Emerald ash borer and hemlock woolly adelgid, both invasive species which attack native trees, have been found in the Allegheny National Forest.
"Emerald ash borer was found on the ANF on Friday, June 21," said Forest Silviculturist Andrea Hille in an email obtained by the Times Observer. "It was found on River Road, along the Clarion River, (in) Millstone Township, Elk County." The hemlock woolly adelgid were found in approximately the same place.
Emerald ash borers are small dark green beetles that kill ash species, including the valuable white ash.
Hemlock woolly adelgid (above) has been found in the Allegheny National Forest.
An emerald ash borer (shown with a nickel to give an idea of comparable size) has been found in the Allegheny National Forest.
"Ash comprises 3 percent of the total basal area of the ANF," Hille explained, "and predominantly occurs as a minor component in mixed hardwood stands. Our strategy is to reduce ash basal area in forested stands that we are managing and to remove hazard trees as removal becomes necessary. We have also been collecting ash seed for long-term storage at the National Seed Storage Laboratory."
She also said that detection of the emerald ash borer was a first in Elk County.
According to the National Park Service, the hemlock woolly adelgid "is an aphid-like insect that covers itself with a white, waxy "wool" which acts as a protective coating for the insect. Adelgid infestations are easily recognizable by the appearance of tiny "cotton balls" at the base of hemlock needles."
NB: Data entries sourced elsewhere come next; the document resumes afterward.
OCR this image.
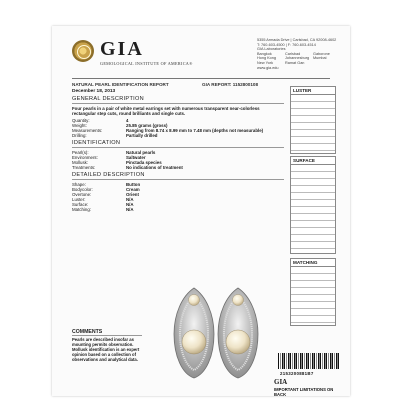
GIA
GEMOLOGICAL INSTITUTE OF AMERICA®
5355 Armada Drive | Carlsbad, CA 92008-4602
T: 760-603-4500 | F: 760-603-4514
GIA Laboratories
Bangkok	Carlsbad	Gaborone
Hong Kong Johannesburg Mumbai
New York	Ramat Gan
www.gia.edu
NATURAL PEARL IDENTIFICATION REPORT	GIA REPORT: 1152800108
December 18, 2013
GENERAL DESCRIPTION
Four pearls in a pair of white metal earrings set with numerous transparent near-colorless rectangular step cuts, round brilliants and single cuts.
Quantity:	4
Weight:	25.85 grams (gross)
Measurements:	Ranging from 8.74 x 8.99 mm to 7.48 mm (depths not measurable)
Drilling:	Partially drilled
IDENTIFICATION
Pearl(s):	Natural pearls
Environment:	Saltwater
Mollusk:	Pinctada species
Treatments:	No indications of treatment
DETAILED DESCRIPTION
Shape:	Button
Bodycolor:	Cream
Overtone:	Orient
Luster:	N/A
Surface:	N/A
Matching:	N/A
LUSTER
SURFACE
MATCHING
COMMENTS
Pearls are described insofar as mounting permits observation. Mollusk identification is an expert opinion based on a collection of observations and analytical data.
2153200881B7
GIA
IMPORTANT LIMITATIONS ON BACK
Hille explained the ANF recently held a workshop after the adelgid was found in Cook Forest State Park. She said that maps were reviewed and specific areas for inspection were then determined. A local road crew, who attended the seminar, found the adelgid.
"Only one tree with adelgid on it (was found) down there," Hille said. "(It is) a difficult insect to detect," she explained as it lives in the crowns of the tree. The goal is to "better delineate how many trees are affected. The more people out there looking the better. (It's) better that we know about it so we know how to try and respond."
"We are working with the Pennsylvania Bureau of Forestry, Division of Forest Pest Management on evaluation for this detection," Hille said.
"We have been working with the State and our partners at State and Private Forestry in Morgantown, WV to prepare," ANF Public Affairs Specialist Kathy Mohney said of the discoveries. "We have staff in the field today (Wednesday) doing further monitoring and we are also awaiting official confirmation."